Por su parte, el ministro de Agricultura de la Nación, Julián Domínguez, otro de los impulsores de la propuesta, opina que “la tierra es un recurso estratégico no renovable y se trata de evitar la compra de grandes extensiones. En este momento, el valor de este recurso es su productividad y su rendimiento. La tierra cambió el paradigma del mundo, por eso queremos crear los instrumentos modernos que garanticen que la tierra quede en manos de los argentinos”.

La norma sugerida limita a un 20 por ciento la sumatoria de tierras rurales en manos de capitales extranjeros y pone un tope máximo de 1000 hectáreas por persona física o jurídica.
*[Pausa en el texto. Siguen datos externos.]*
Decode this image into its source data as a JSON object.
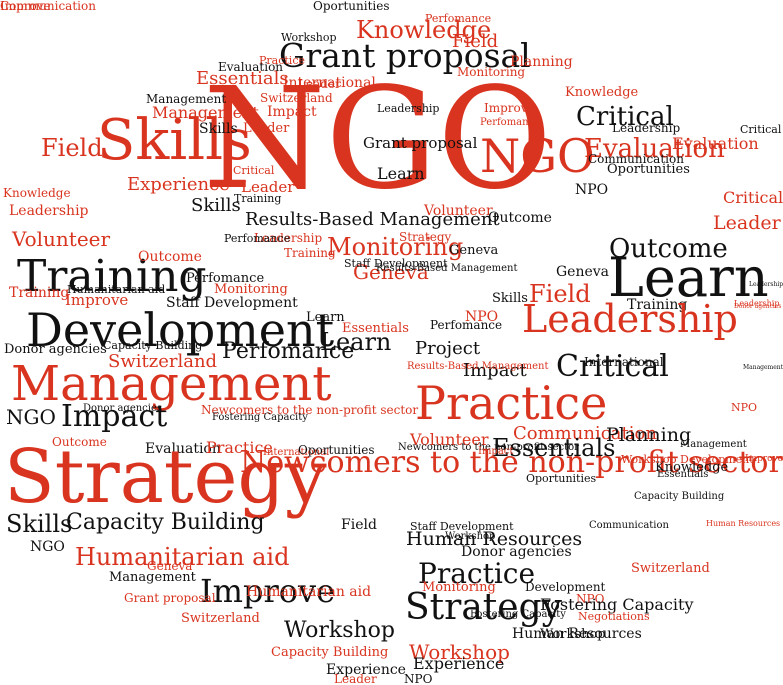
{
  "colors": {
    "red": "#d9341f",
    "black": "#111111",
    "background": "#ffffff"
  },
  "words": [
    {
      "text": "NGO",
      "color": "red"
    },
    {
      "text": "Skills",
      "color": "red"
    },
    {
      "text": "Grant proposal",
      "color": "black"
    },
    {
      "text": "Knowledge",
      "color": "red"
    },
    {
      "text": "Field",
      "color": "red"
    },
    {
      "text": "Essentials",
      "color": "red"
    },
    {
      "text": "International",
      "color": "red"
    },
    {
      "text": "Planning",
      "color": "red"
    },
    {
      "text": "Leader",
      "color": "red"
    },
    {
      "text": "NGO",
      "color": "red"
    },
    {
      "text": "Critical",
      "color": "black"
    },
    {
      "text": "Evaluation",
      "color": "red"
    },
    {
      "text": "Grant proposal",
      "color": "black"
    },
    {
      "text": "Learn",
      "color": "black"
    },
    {
      "text": "Leadership",
      "color": "black"
    },
    {
      "text": "Management",
      "color": "black"
    },
    {
      "text": "Management",
      "color": "red"
    },
    {
      "text": "Impact",
      "color": "red"
    },
    {
      "text": "Field",
      "color": "red"
    },
    {
      "text": "Skills",
      "color": "black"
    },
    {
      "text": "Experience",
      "color": "red"
    },
    {
      "text": "Leader",
      "color": "red"
    },
    {
      "text": "Skills",
      "color": "black"
    },
    {
      "text": "Knowledge",
      "color": "red"
    },
    {
      "text": "Leadership",
      "color": "red"
    },
    {
      "text": "Volunteer",
      "color": "red"
    },
    {
      "text": "Training",
      "color": "black"
    },
    {
      "text": "Outcome",
      "color": "red"
    },
    {
      "text": "Perfomance",
      "color": "black"
    },
    {
      "text": "Monitoring",
      "color": "red"
    },
    {
      "text": "Training",
      "color": "red"
    },
    {
      "text": "Improve",
      "color": "red"
    },
    {
      "text": "Humanitarian aid",
      "color": "black"
    },
    {
      "text": "Staff Development",
      "color": "black"
    },
    {
      "text": "Development",
      "color": "black"
    },
    {
      "text": "Learn",
      "color": "black"
    },
    {
      "text": "Essentials",
      "color": "red"
    },
    {
      "text": "Learn",
      "color": "black"
    },
    {
      "text": "Donor agencies",
      "color": "black"
    },
    {
      "text": "Capacity Building",
      "color": "black"
    },
    {
      "text": "Switzerland",
      "color": "red"
    },
    {
      "text": "Perfomance",
      "color": "black"
    },
    {
      "text": "Management",
      "color": "red"
    },
    {
      "text": "NGO",
      "color": "black"
    },
    {
      "text": "Impact",
      "color": "black"
    },
    {
      "text": "Donor agencies",
      "color": "black"
    },
    {
      "text": "Newcomers to the non-profit sector",
      "color": "red"
    },
    {
      "text": "Fostering Capacity",
      "color": "black"
    },
    {
      "text": "Outcome",
      "color": "red"
    },
    {
      "text": "Evaluation",
      "color": "black"
    },
    {
      "text": "Practice",
      "color": "red"
    },
    {
      "text": "International",
      "color": "red"
    },
    {
      "text": "Oportunities",
      "color": "black"
    },
    {
      "text": "Strategy",
      "color": "red"
    },
    {
      "text": "Skills",
      "color": "black"
    },
    {
      "text": "Capacity Building",
      "color": "black"
    },
    {
      "text": "NGO",
      "color": "black"
    },
    {
      "text": "Humanitarian aid",
      "color": "red"
    },
    {
      "text": "Field",
      "color": "black"
    },
    {
      "text": "Geneva",
      "color": "red"
    },
    {
      "text": "Management",
      "color": "black"
    },
    {
      "text": "Improve",
      "color": "black"
    },
    {
      "text": "Grant proposal",
      "color": "red"
    },
    {
      "text": "Humanitarian aid",
      "color": "red"
    },
    {
      "text": "Switzerland",
      "color": "red"
    },
    {
      "text": "Workshop",
      "color": "black"
    },
    {
      "text": "Capacity Building",
      "color": "red"
    },
    {
      "text": "Experience",
      "color": "black"
    },
    {
      "text": "Leader",
      "color": "red"
    },
    {
      "text": "Oportunities",
      "color": "black"
    },
    {
      "text": "Perfomance",
      "color": "red"
    },
    {
      "text": "Workshop",
      "color": "black"
    },
    {
      "text": "Practice",
      "color": "red"
    },
    {
      "text": "Evaluation",
      "color": "black"
    },
    {
      "text": "Monitoring",
      "color": "red"
    },
    {
      "text": "Leader",
      "color": "red"
    },
    {
      "text": "Improve",
      "color": "red"
    },
    {
      "text": "Switzerland",
      "color": "red"
    },
    {
      "text": "Critical",
      "color": "red"
    },
    {
      "text": "Training",
      "color": "black"
    },
    {
      "text": "Results-Based Management",
      "color": "black"
    },
    {
      "text": "Volunteer",
      "color": "red"
    },
    {
      "text": "Outcome",
      "color": "black"
    },
    {
      "text": "Monitoring",
      "color": "red"
    },
    {
      "text": "Geneva",
      "color": "red"
    },
    {
      "text": "Strategy",
      "color": "red"
    },
    {
      "text": "Geneva",
      "color": "black"
    },
    {
      "text": "Leadership",
      "color": "red"
    },
    {
      "text": "Training",
      "color": "red"
    },
    {
      "text": "Perfomance",
      "color": "black"
    },
    {
      "text": "Results-Based Management",
      "color": "black"
    },
    {
      "text": "Staff Development",
      "color": "black"
    },
    {
      "text": "Critical",
      "color": "black"
    },
    {
      "text": "Evaluation",
      "color": "red"
    },
    {
      "text": "Communication",
      "color": "black"
    },
    {
      "text": "Leadership",
      "color": "black"
    },
    {
      "text": "Knowledge",
      "color": "red"
    },
    {
      "text": "Oportunities",
      "color": "black"
    },
    {
      "text": "NPO",
      "color": "black"
    },
    {
      "text": "Critical",
      "color": "red"
    },
    {
      "text": "Leader",
      "color": "red"
    },
    {
      "text": "Outcome",
      "color": "black"
    },
    {
      "text": "Learn",
      "color": "black"
    },
    {
      "text": "Geneva",
      "color": "black"
    },
    {
      "text": "Field",
      "color": "red"
    },
    {
      "text": "Skills",
      "color": "black"
    },
    {
      "text": "Training",
      "color": "black"
    },
    {
      "text": "Leadership",
      "color": "red"
    },
    {
      "text": "NPO",
      "color": "red"
    },
    {
      "text": "Perfomance",
      "color": "black"
    },
    {
      "text": "Project",
      "color": "black"
    },
    {
      "text": "International",
      "color": "black"
    },
    {
      "text": "Impact",
      "color": "black"
    },
    {
      "text": "Critical",
      "color": "black"
    },
    {
      "text": "Management",
      "color": "black"
    },
    {
      "text": "Practice",
      "color": "red"
    },
    {
      "text": "Volunteer",
      "color": "red"
    },
    {
      "text": "Communication",
      "color": "red"
    },
    {
      "text": "Planning",
      "color": "black"
    },
    {
      "text": "Essentials",
      "color": "black"
    },
    {
      "text": "Newcomers to the non-profit sector",
      "color": "red"
    },
    {
      "text": "Human Resources",
      "color": "black"
    },
    {
      "text": "Donor agencies",
      "color": "black"
    },
    {
      "text": "Practice",
      "color": "black"
    },
    {
      "text": "Development",
      "color": "black"
    },
    {
      "text": "NPO",
      "color": "red"
    },
    {
      "text": "Strategy",
      "color": "black"
    },
    {
      "text": "Fostering Capacity",
      "color": "black"
    },
    {
      "text": "Negotiations",
      "color": "red"
    },
    {
      "text": "Workshop",
      "color": "red"
    },
    {
      "text": "Experience",
      "color": "black"
    },
    {
      "text": "NPO",
      "color": "black"
    },
    {
      "text": "Workshop",
      "color": "black"
    },
    {
      "text": "Human Resources",
      "color": "black"
    },
    {
      "text": "Monitoring",
      "color": "red"
    },
    {
      "text": "Switzerland",
      "color": "red"
    },
    {
      "text": "NPO",
      "color": "red"
    },
    {
      "text": "Improve",
      "color": "red"
    },
    {
      "text": "Knowledge",
      "color": "black"
    },
    {
      "text": "Workshop Development",
      "color": "red"
    },
    {
      "text": "Staff Development",
      "color": "black"
    },
    {
      "text": "Communication",
      "color": "black"
    },
    {
      "text": "Oportunities",
      "color": "black"
    },
    {
      "text": "Newcomers to the non-profit sector",
      "color": "black"
    },
    {
      "text": "Workshop",
      "color": "black"
    },
    {
      "text": "Fostering Capacity",
      "color": "black"
    },
    {
      "text": "Human Resources",
      "color": "red"
    },
    {
      "text": "Impact",
      "color": "red"
    },
    {
      "text": "Leadership",
      "color": "black"
    },
    {
      "text": "Capacity Building",
      "color": "black"
    },
    {
      "text": "Perfomance",
      "color": "red"
    },
    {
      "text": "Management",
      "color": "black"
    },
    {
      "text": "Results-Based Management",
      "color": "red"
    },
    {
      "text": "Essentials",
      "color": "black"
    },
    {
      "text": "Donor agencies",
      "color": "red"
    },
    {
      "text": "Leadership",
      "color": "red"
    },
    {
      "text": "Improve",
      "color": "red"
    },
    {
      "text": "Communication",
      "color": "red"
    }
  ]
}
La unanimidad de los bloques de diputados nacionales en avanzar con este proyecto le hizo decir al diputado socialista Lisandro Viale, alineado con el gobernador santafesino Hermes Binner, que “debemos tener un registro actual sobre quiénes son los dueños de la tierra. Hoy no sabemos qué cantidad de territorio está en manos de extranjeros”. Eso…casi como en mayo de 1810, el “pueblo quiere saber de qué se trata”.

Por ello, desde la CGT Delegación Regional Catamarca instamos a todos los legisladores nacionales por Catamarca para que se sumen en el respaldo de este proyecto y aporten las lamentables y aleccionadoras experiencias ocurridas en Catamarca, como en los antiguos episodios protagonizados por los productores paperos en la zona del Pucará, en Aconquija; más recientemente en las todavía no develadas circunstancias que afectan a humildes cabriteros del departamento La Paz, los denunciados megadesmontes en el departamento Santa Rosa, y las también poco claras compras de tierras por parte de extranjeros en Antofagasta de la Sierra; y ahora los actualizados atropellos a estos frustrados cosecheros en el departamento Capayán.

Paralelamente, pedimos a los legisladores provinciales que motoricen el más exhaustivo y rápido esclarecimiento acerca de la situación legal de todas las empresas beneficiadas con los diferimientos impositivos en el territorio provincial, y exijan del Ministerio de Producción el más acabado informe sobre la procedencia y origen de los empresarios favorecidos con estos planes de promoción, cantidad de hectáreas en explotación, niveles de inversión, volúmenes de cosecha, acopio y ventas, cumplimiento de sus obligaciones con los trabajadores contratados, etc.

Hoy, lamentablemente ocurre que Catamarca abre graciosa y magnánimamente sus puertas y eventuales ventajas de localización a supuestos empresarios, que llegan “adornados” de las máximas capacidades operativas y de conocimientos para emprender distintas actividades, fundamentalmente agrícolas, pero al cabo del primer desliz los únicos que pierden son los trabajadores.

Esos seudos empresarios “arriesgan” hasta que dejan de ganar, en cambio el riesgo final queda siempre para los trabajadores, que como en el caso de los cosecheros de Chumbicha deben mendigar para poder cobrar lo que les corresponde, cuando no marcharse –como ocurrió en cientos de casos- con la amarga experiencia de una nueva estafa laboral.

De allí que, como integrantes del Movimiento Obrero Organizado de Catamarca, se nos ocurre que el tratamiento de esta Ley de Tierras es una oportunidad para que nuestros legisladores hagan escuchar sus voces en defensa de los intereses soberanos de Catamarca, y a la vez promuevan la certeza del trabajo digno para todos quienes busquen su sustento a partir de la labranza en los campos de nuestra provincia.